At the close, the FTSE 100 index was down 150.33 points at 5,603.52, easily snapping an 88 point rally seen in the previous two sessions, and ending at a one-month closing low.
“It’s not just been a nice excuse to take profits off the table, it looks to be something more substantial, which does suggest there is some genuine worry over euro zone debt out there,” said David Morrison, market strategist at GFT Global.
Banks were the biggest drag on blue chips as sovereign debt crisis worries intensified, with Barclays, HSBC, Royal Bank of Scotland, Standard Chartered and Lloyds off 2.3-3.7 per cent.
S&P’s move to cut its debt rating for Greece to junk status came as Germany demanded painful new austerity measures from the debt-laden country.
S&P’s two-notch cut in its rating for Portugal heightened fears that the sovereign debt crisis could spread to another euro zone country.

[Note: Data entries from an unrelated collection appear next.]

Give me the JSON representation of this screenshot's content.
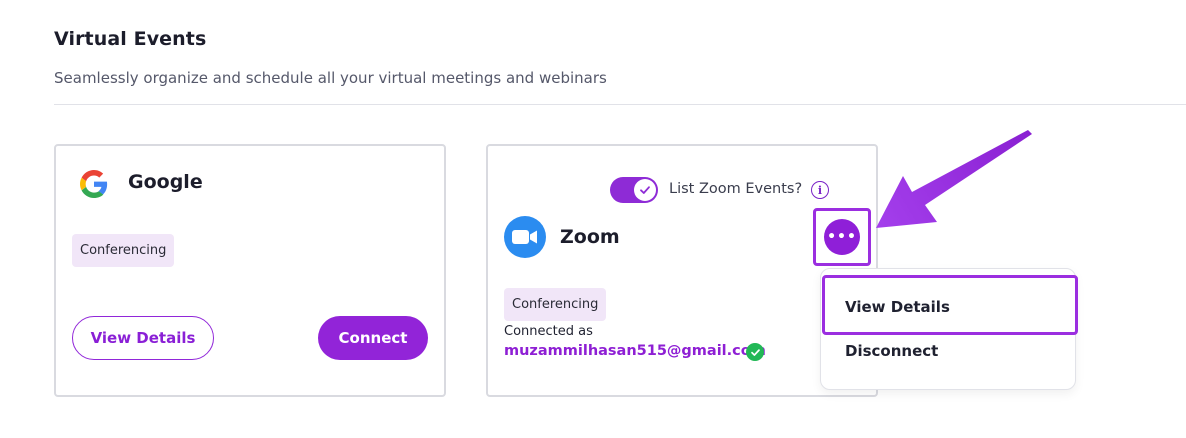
{
  "section": {
    "title": "Virtual Events",
    "subtitle": "Seamlessly organize and schedule all your virtual meetings and webinars"
  },
  "google_card": {
    "name": "Google",
    "tag": "Conferencing",
    "view_details_label": "View Details",
    "connect_label": "Connect",
    "icon": "google-logo"
  },
  "zoom_card": {
    "name": "Zoom",
    "toggle_label": "List Zoom Events?",
    "toggle_on": true,
    "info_glyph": "i",
    "more_glyph": "•••",
    "tag": "Conferencing",
    "connected_as_label": "Connected as",
    "email": "muzammilhasan515@gmail.com",
    "icon": "zoom-logo"
  },
  "dropdown": {
    "items": [
      {
        "label": "View Details"
      },
      {
        "label": "Disconnect"
      }
    ]
  },
  "colors": {
    "accent": "#9224d8",
    "highlight": "#9b2ee0",
    "tag_bg": "#f1e6f8",
    "success": "#22b856",
    "zoom_blue": "#2b8cf0"
  }
}
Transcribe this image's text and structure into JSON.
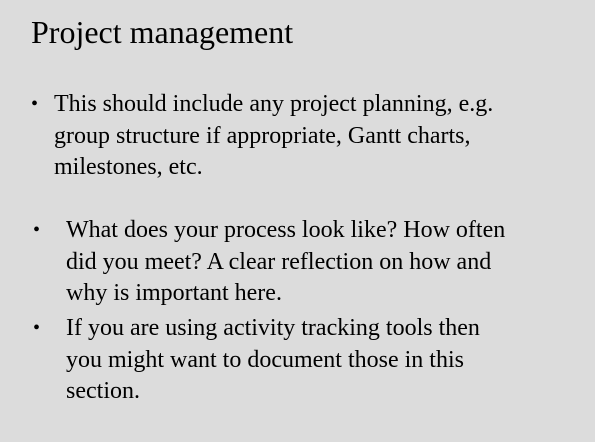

The debt crisis fears meant Lloyds shares failed to benefit after the part-nationalised bank said in a first quarter trading update it had returned to profit as bad debts fell.
Miners were also a big weight on the blue chips as metal prices fell with the dollar strengthening and the demand outlook taking a knock. Kazakhmys, Rio Tinto, Vedanta Resources, Lonmin, Xstrata and Anglo American shed 4.7 to 6.2 per cent. Oil majors were weak as the crude price dropped 2.5 per cent, taking the shine off BP’s healthy first-quarter results.